An aerosol generator according to claim 8,
The aerosol generator further comprises a user-operable operation unit,
The controller is
After the operation unit is operated by the user, the connection terminal of the cartridge is connected to the connector of the power supply unit from a state in which the connection terminal of the cartridge is not electrically connected to the connector of the power supply unit. An aerosol generating device that executes the aerosol source information acquisition process with transition to an electrically connected state as a trigger.
The aerosol generator according to any one of claims 2 to 9,
The aerosol generating device, wherein the colored portion is formed so as not to transmit light.
The aerosol generator according to any one of claims 2 to 10,
The aerosol generating device, wherein the colored portion is colored red, green, or blue.
The aerosol generator according to any one of claims 2 to 11,
further comprising a storage medium capable of storing information on whether or not the aerosol source stored in the storage chamber of the cartridge contains menthol, which is acquired by the aerosol source information acquisition process;
An aerosol generating device capable of externally transmitting information regarding whether or not menthol is contained in the aerosol source stored in the storage chamber of the cartridge stored in the storage medium.

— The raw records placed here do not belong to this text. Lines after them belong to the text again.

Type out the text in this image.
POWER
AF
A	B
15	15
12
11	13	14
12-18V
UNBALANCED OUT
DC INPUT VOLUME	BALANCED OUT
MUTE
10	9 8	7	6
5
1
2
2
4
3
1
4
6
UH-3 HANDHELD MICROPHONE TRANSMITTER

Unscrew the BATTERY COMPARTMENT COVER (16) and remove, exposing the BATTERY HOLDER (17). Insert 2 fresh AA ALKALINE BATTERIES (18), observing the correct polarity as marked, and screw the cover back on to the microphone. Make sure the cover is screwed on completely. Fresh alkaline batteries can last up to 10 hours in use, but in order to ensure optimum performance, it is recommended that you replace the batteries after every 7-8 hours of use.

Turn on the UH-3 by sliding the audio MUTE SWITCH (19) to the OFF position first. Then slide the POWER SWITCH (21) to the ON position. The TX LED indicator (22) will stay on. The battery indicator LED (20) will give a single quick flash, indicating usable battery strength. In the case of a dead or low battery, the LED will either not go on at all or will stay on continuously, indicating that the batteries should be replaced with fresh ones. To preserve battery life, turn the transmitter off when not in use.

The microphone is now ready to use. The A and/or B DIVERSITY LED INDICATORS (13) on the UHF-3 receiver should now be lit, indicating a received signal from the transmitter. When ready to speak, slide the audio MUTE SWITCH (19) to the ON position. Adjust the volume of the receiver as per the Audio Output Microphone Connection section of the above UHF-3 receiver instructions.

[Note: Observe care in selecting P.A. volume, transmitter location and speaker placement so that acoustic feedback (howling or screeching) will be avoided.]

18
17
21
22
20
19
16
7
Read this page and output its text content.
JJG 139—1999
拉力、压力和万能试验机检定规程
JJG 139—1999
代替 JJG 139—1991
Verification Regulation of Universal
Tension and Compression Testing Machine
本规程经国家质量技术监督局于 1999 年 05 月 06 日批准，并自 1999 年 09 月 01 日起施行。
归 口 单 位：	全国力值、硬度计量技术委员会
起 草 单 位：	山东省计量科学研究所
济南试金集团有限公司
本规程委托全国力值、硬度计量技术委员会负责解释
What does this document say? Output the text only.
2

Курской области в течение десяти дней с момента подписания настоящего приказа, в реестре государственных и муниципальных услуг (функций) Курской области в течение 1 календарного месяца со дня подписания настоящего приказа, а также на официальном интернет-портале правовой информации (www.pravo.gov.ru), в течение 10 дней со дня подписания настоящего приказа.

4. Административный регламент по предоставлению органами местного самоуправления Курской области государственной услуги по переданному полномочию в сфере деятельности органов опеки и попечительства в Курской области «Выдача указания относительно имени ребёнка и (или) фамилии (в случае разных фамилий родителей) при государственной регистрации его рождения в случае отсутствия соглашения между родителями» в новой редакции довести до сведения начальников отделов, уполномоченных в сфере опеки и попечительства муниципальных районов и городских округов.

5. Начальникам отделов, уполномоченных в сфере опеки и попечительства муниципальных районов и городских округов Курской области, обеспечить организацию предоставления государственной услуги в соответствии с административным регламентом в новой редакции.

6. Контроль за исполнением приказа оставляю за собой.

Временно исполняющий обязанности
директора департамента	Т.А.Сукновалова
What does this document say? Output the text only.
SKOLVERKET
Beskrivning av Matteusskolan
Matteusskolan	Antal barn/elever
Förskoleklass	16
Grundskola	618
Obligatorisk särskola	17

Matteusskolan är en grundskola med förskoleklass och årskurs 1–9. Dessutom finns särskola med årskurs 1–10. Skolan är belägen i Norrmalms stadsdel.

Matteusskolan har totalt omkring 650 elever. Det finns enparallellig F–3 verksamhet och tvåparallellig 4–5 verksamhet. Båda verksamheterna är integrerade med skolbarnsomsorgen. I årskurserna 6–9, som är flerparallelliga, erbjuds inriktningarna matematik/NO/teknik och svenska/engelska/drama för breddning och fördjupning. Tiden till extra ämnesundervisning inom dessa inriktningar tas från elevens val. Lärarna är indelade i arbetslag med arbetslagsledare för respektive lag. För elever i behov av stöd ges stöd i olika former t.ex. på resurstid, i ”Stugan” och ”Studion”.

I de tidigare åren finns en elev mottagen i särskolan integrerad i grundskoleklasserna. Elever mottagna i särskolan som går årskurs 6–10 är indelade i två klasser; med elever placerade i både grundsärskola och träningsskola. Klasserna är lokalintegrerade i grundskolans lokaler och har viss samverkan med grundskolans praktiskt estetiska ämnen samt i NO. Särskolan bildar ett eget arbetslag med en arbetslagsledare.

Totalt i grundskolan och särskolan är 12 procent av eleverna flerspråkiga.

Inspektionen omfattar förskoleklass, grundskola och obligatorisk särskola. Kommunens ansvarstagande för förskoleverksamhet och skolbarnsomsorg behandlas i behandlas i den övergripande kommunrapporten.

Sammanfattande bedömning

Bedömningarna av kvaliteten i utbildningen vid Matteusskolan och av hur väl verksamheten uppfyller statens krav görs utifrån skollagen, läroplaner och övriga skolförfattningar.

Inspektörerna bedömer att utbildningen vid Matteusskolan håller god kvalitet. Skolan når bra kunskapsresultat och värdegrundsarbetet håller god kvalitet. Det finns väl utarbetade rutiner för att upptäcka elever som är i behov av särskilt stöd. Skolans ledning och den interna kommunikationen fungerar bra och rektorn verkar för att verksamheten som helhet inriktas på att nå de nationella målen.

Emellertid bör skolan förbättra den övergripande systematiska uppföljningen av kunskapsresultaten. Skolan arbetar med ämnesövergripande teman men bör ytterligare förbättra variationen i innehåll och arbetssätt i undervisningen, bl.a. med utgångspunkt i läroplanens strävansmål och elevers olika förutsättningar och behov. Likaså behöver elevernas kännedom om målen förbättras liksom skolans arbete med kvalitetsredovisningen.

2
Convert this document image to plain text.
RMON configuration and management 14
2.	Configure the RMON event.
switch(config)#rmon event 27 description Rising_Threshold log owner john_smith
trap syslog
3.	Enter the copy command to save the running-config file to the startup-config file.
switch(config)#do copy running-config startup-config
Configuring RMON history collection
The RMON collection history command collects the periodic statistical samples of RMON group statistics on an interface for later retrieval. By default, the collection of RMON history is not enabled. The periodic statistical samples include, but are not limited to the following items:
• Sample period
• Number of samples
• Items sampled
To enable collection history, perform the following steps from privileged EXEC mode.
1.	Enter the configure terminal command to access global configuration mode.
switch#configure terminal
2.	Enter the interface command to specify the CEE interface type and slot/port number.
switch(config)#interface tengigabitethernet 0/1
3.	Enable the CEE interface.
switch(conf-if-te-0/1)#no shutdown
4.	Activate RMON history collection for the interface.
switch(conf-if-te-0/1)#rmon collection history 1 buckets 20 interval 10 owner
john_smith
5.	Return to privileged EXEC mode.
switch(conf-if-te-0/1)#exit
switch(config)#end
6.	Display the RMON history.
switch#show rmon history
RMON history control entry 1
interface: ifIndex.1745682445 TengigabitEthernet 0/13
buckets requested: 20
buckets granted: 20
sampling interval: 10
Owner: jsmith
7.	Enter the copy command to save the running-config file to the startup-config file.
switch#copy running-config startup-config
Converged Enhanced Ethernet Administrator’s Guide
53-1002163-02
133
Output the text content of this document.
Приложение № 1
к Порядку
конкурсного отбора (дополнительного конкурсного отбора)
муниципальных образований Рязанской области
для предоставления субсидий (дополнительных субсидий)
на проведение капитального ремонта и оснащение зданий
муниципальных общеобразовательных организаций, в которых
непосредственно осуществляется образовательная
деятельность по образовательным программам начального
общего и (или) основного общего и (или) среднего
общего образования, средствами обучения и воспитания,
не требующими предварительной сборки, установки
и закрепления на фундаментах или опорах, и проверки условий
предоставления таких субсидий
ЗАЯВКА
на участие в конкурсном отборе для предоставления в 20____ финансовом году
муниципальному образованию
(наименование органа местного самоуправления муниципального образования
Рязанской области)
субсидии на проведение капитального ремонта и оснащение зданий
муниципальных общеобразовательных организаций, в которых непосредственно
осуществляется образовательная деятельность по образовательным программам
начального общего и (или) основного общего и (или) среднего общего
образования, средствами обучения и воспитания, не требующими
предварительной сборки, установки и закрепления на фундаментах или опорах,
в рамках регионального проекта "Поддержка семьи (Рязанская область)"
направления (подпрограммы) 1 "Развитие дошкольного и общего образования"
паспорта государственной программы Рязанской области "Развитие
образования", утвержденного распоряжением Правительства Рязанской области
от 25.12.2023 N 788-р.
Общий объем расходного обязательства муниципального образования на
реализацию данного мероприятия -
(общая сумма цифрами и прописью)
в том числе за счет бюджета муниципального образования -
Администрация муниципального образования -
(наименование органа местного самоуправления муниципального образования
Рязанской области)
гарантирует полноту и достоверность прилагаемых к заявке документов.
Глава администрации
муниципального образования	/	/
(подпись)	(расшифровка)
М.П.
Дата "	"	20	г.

The aerosol generator according to any one of claims 2 to 12,
The aerosol generator further comprises a cartridge cover housing the cartridge,
The aerosol generating device, wherein the color identification sensor is provided on the cartridge cover.
The aerosol generator according to any one of claims 2 to 13,
The color identification sensor is
a light projecting section capable of projecting light toward the colored section; and a color sensor section that receives the light reflected from the colored section and quantifies color components of the received light,
The controller is
causing the color sensor unit to receive inspection light having a numerical value of a predetermined color component;
The color component of the light quantified by the color sensor unit based on the numerical value of the predetermined color component of the inspection light and the numerical value of the color component of the inspection light quantified by the color sensor unit. An aerosol generating device capable of performing a calibration process for calibrating a numerical value.
The aerosol generator according to any one of claims 2 to 12,
The aerosol generator further comprises a cartridge cover housing the cartridge,
The color identification sensor is
provided inside the cartridge cover,
a light projecting section capable of projecting light toward the colored section; and a color sensor section that receives the light reflected from the colored section and quantifies color components of the received light,
The controller is
In a state in which the cartridge is not housed in the cartridge cover and light outside the cartridge cover does not enter the interior of the cartridge cover, inspection light having a numerical value of a predetermined color component is emitted from the light projecting unit. let it shine,
The color component of the light quantified by the color sensor unit based on the numerical value of the predetermined color component of the inspection light and the numerical value of the color component of the inspection light quantified by the color sensor unit. An aerosol generating device capable of performing a calibration process for calibrating a numerical value.